Comorbid personality disorders are generally predictive of major depressive disorder persistence and shorter time to relapse-recurrence after remission, with borderline personality disorder a particularly strong predictor of poor naturalistic outcomes (161, 162). However, in the study combining nefazodone with CBASP (29), in which 50% of patients had a personality disorder, outcomes among patients with and without a personality disorder did not meaningfully differ; furthermore, the presence of a personality disorder was not associated with differential outcomes across the three treatment arms (163). In contrast, when short psychodynamic supportive psychotherapy was added to medication, remission rates among those with a personality disorder were substantially higher with combination treatment compared with medication alone (47% vs. 19%, respectively) (164). In addition, behavioral passivity and lower positive emotions at the end of acute phase treatment with cognitive therapy or behavioral activation are replicated predictors for depressive recurrence, even after application of a continuation phase treatment of psychotherapy or antidepressant medication (141, 165, 166).

Childhood Trauma

Higher levels of childhood trauma have been found to predict better acute phase outcomes with combination treatment compared with nefazodone alone (167). Remitted patients with recurrent major depressive disorder who had higher levels of childhood trauma were better protected against recurrence if they received MBCT compared with maintenance medication (117) or treatment as usual (119). Interpersonal therapy provided in combination with antidepressant medication during psychiatric hospitalization for major depressive disorder also improved long-term depressive symptom scores among patients with moderate-to-severe childhood trauma, with no additional benefit of interpersonal therapy among patients without childhood trauma (54).

Recommendations

The evidence for combining psychotherapy with medication at treatment initiation is strongest for patients with severe forms of depression (high levels of symptoms; inpatients). It is difficult to justify routine application of combination treatments for patients from the initiation of care for nonsevere depression, especially when flexible application of antidepressant medication is available. Despite extensive efforts to improve outcomes among patients with chronic forms of major depressive disorder, combination treatments have proven to have only small effects in this population, with benefits of combination treatment demonstrated primarily in trials that either used no active comparison treatment to an added psychotherapy or used limited pharmacotherapy that is not reflective of clinical practice. CBASP, despite being developed specifically to target chronic forms of major depressive disorder, has not proven to be superior to other forms of psychotherapy. Given the associations between chronic depression and adverse socioeconomic status, efficacy of antidepressant medication in this population may be enhanced by targeting relevant social interventions, rather than by treatments combining medication with psychotherapy.

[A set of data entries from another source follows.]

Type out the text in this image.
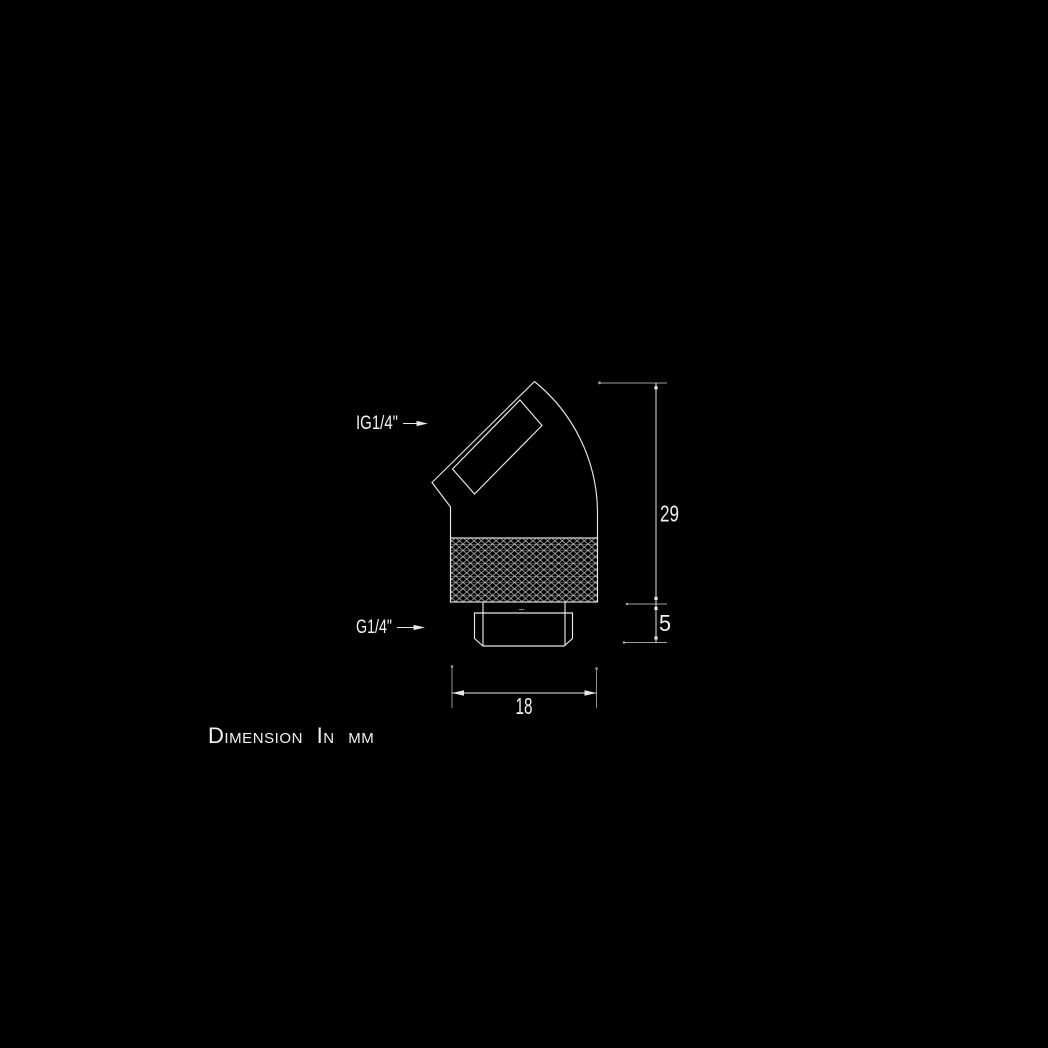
29
5
18
IG1/4"
G1/4"
Dimension In mm
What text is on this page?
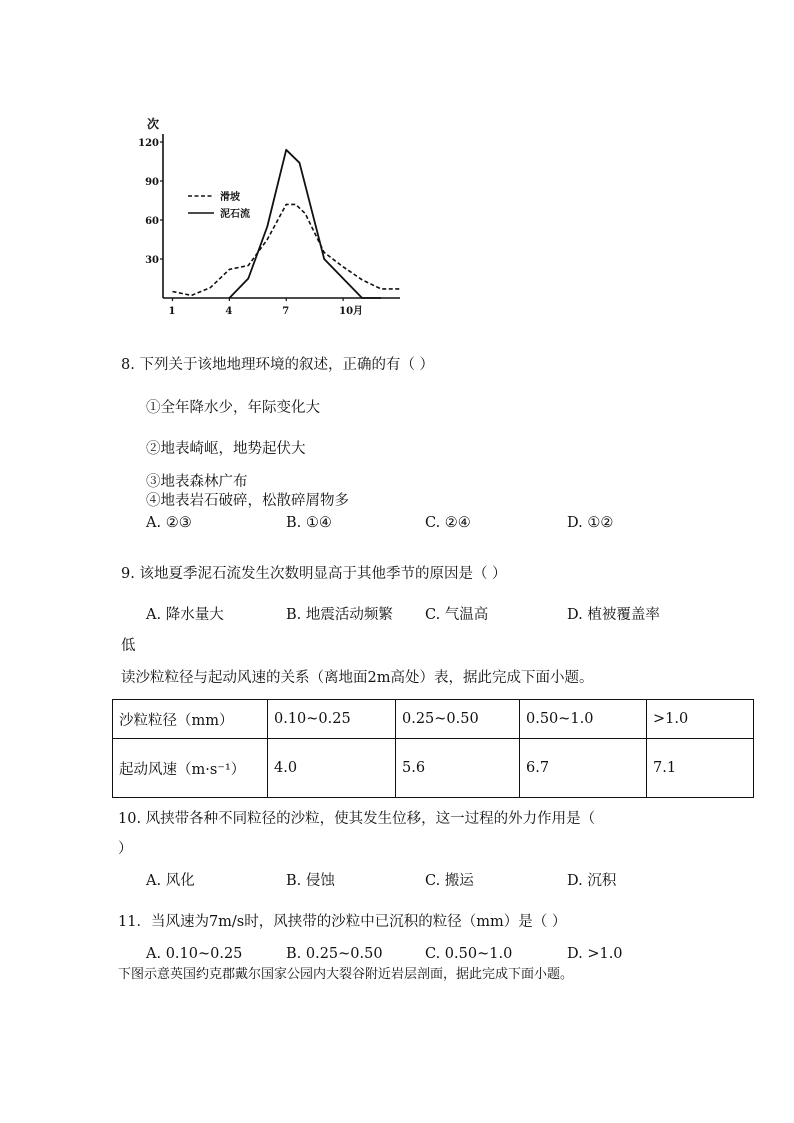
次
120
90
60
30
1	4	7	10月
滑坡
泥石流
8. 下列关于该地地理环境的叙述，正确的有（ ）
①全年降水少，年际变化大
②地表崎岖，地势起伏大
③地表森林广布
④地表岩石破碎，松散碎屑物多
A. ②③	B. ①④	C. ②④	D. ①②
9. 该地夏季泥石流发生次数明显高于其他季节的原因是（ ）
A. 降水量大	B. 地震活动频繁 C. 气温高	D. 植被覆盖率
低
读沙粒粒径与起动风速的关系（离地面2m高处）表，据此完成下面小题。
沙粒粒径（mm）	0.10~0.25	0.25~0.50	0.50~1.0	>1.0
起动风速（m·s⁻¹）	4.0	5.6	6.7	7.1
10. 风挟带各种不同粒径的沙粒，使其发生位移，这一过程的外力作用是（
）
A. 风化	B. 侵蚀	C. 搬运	D. 沉积
11．当风速为7m/s时，风挟带的沙粒中已沉积的粒径（mm）是（ ）
A. 0.10~0.25	B. 0.25~0.50	C. 0.50~1.0	D. >1.0
下图示意英国约克郡戴尔国家公园内大裂谷附近岩层剖面，据此完成下面小题。
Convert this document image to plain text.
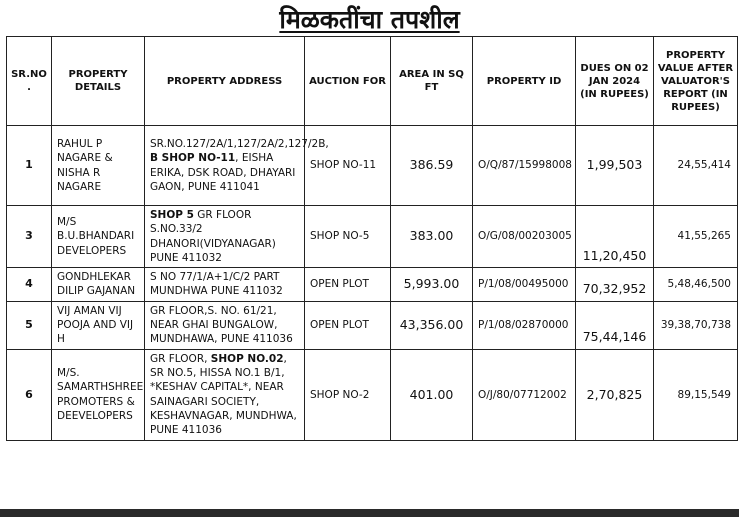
मिळकतींचा तपशील
SR.NO .	PROPERTY DETAILS	PROPERTY ADDRESS	AUCTION FOR	AREA IN SQ FT	PROPERTY ID	DUES ON 02 JAN 2024 (IN RUPEES)	PROPERTY VALUE AFTER VALUATOR'S REPORT (IN RUPEES)
1	RAHUL P NAGARE & NISHA R NAGARE	SR.NO.127/2A/1,127/2A/2,127/2B, B SHOP NO-11, EISHA ERIKA, DSK ROAD, DHAYARI GAON, PUNE 411041	SHOP NO-11	386.59	O/Q/87/15998008	1,99,503	24,55,414
3	M/S B.U.BHANDARI DEVELOPERS	SHOP 5 GR FLOOR S.NO.33/2 DHANORI(VIDYANAGAR) PUNE 411032	SHOP NO-5	383.00	O/G/08/00203005	11,20,450	41,55,265
4	GONDHLEKAR DILIP GAJANAN	S NO 77/1/A+1/C/2 PART MUNDHWA PUNE 411032	OPEN PLOT	5,993.00	P/1/08/00495000	70,32,952	5,48,46,500
5	VIJ AMAN VIJ POOJA AND VIJ H	GR FLOOR,S. NO. 61/21, NEAR GHAI BUNGALOW, MUNDHAWA, PUNE 411036	OPEN PLOT	43,356.00	P/1/08/02870000	75,44,146	39,38,70,738
6	M/S. SAMARTHSHREE PROMOTERS & DEEVELOPERS	GR FLOOR, SHOP NO.02, SR NO.5, HISSA NO.1 B/1, *KESHAV CAPITAL*, NEAR SAINAGARI SOCIETY, KESHAVNAGAR, MUNDHWA, PUNE 411036	SHOP NO-2	401.00	O/J/80/07712002	2,70,825	89,15,549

Patients in remission with combination treatment typically require maintenance antidepressant medication to remain well over the long term, particularly if they have a history of recurrent episodes. For nonresponders to a single-modality treatment, switching to another modality is a reasonable treatment option. Much of the evidence supporting sequential addition of a psychotherapy after medication treatment is based on the comparison against treatment as usual; these designs are susceptible to significant placebo effects and cannot determine the specificity of the added psychotherapy over any other form of added treatment. For patients with residual symptoms after antidepressant treatment alone, addition of an evidence-based psychotherapy can improve acute phase outcomes but not necessarily more than continued medication optimization. There are insufficient controlled data to make an evidence-based recommendation for sequential addition of medication after psychotherapy improvement with residual symptoms. Sequential treatment with the addition of a relapse prevention–focused psychotherapy is beneficial for patients with highly recurrent depression, and it may allow for tapering off antidepressant medication among patients achieving full recovery.